How to accomplish?
Right now, I have two indexers with distributed search, but they each have separate indexes, so if a node goes down, I am missing half my data.
I have a fast network share, so putting the indexes there isn't a problem, but I can't have both indexers write to the same index..
Could I have them each write to a separate index, but search across both? Wouldn't I get the same results twice?
Should one be an indexer, but the other a "fall back" indexer?
How to accomplish total redundancy? I can run web on both and put a load balancer in front no problem.
NOTE: The "forward to the other one for indexing as well" seems to imply I need to double my license. Not an option.
<pedantic>
"Totally redundant" is not attainable with today's commodity hardware. </pedantic>
There are a couple of ways of achieving higher availability however.
The typical configuration in the Splunk reference architecture is to have forwarders send a copy of the forwarded data stream to two different indexer farms. For argument's sake, say call them indexer farm A and B. Indexers A1, A2, A3 ... An have one copy of the forwarded data. Indexers B1, B2, B3 ... Bn have another copy. As you mentioned, this doubles your splunk license requirement. I've heard of Splunk marketing an "HA" license that allows for this without paying double.
Another option (but one that isn't in the Splunk reference architecture) is a quasi-standard shared-storage cluster. Say you have an iSCSI array that can do sufficient IOPS for 4 indexers. Then you configure 5 servers to all have iSCSI access to the same spindles, and set up a cluster manager to run 4 Splunk instances across those 5 servers. The cluster manager would be responsible for making sure that there's only one copy of the 4 instances running, arbitrating access to the iSCSI volumes, moving around IP aliases that correspond to each Splunk instance, etc.

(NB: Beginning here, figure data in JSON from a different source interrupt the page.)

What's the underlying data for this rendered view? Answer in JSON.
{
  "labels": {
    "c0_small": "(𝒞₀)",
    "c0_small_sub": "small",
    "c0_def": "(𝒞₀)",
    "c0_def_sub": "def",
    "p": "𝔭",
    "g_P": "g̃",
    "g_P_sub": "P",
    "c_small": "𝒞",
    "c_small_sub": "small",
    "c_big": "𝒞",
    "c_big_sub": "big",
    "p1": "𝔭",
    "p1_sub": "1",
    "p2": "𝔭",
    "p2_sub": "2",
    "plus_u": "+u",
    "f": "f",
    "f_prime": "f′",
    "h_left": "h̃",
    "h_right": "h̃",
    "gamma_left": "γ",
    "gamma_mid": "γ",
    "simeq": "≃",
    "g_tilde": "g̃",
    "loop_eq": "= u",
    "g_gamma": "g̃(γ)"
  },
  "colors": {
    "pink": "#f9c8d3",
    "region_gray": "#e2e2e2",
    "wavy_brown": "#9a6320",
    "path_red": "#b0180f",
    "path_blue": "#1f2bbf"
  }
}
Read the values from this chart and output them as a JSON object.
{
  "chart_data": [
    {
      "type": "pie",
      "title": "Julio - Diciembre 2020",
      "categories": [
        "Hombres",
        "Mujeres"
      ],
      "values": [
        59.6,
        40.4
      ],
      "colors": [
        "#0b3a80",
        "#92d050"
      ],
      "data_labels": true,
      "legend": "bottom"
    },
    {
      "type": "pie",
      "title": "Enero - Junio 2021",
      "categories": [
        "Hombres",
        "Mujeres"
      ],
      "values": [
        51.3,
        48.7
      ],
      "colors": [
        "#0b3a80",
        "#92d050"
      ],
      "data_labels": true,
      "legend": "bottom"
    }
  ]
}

It's really not different from how you'd use MSCS for SQL Server, or how you'd use Red Hat's cluster product in a similar scenario.
The shared-storage cluster has no obvious impact on your licensing, but it adds a good bit of complexity. Shared storage clusters can be notoriously difficult to get right and keep maintained in proper working order over the long haul. And, because it's shared storage, the storage itself can be a point of failure. It also eschews Splunk's reference architecture of using many mid-sized commodity nodes with fast local disk. Your shared storage would have to be robust enough to support the I/O requirements of 4 indexers.
At the end of the day, it's an economic exercise comparing the cost of additional Splunk license (for the duplicated data option) versus the cost of shared storage and the additional setup and long-term care and feeding of a cluster. And the right answer depends on lots of things specific to your own environment.
well, there is a wrinkle here. Our new data center is all VMs. No local disk at all. Its surpisingly fast. I think rather than have two vms, I will just get one larger one. In a DR situation, we can bring up the VM in a new data center, and that can be scripted/automated.
so there's no way to make this automatic?
ug... i wonder how I notice the start of queuing? I guess I have to set up an alert...
You can have two indexers pointing at the same file system for their indexes and only turn on one at a time. All data should come from forwarders that load balance between the two with indexer acknowledgement turned on. This would give you a warm standby.
When everything is working fine the forwarder send data to indexer A and can not connect to indexer B.
When Indexer A fails. The forwarder will not be able to reach either and will start queuing. You notice this and start indexer B. The forwarder detects this and starts sending to indexer B which saves to the same file system.
The file system would still be a single point of failure though so you need to make your own arrangements to back this up.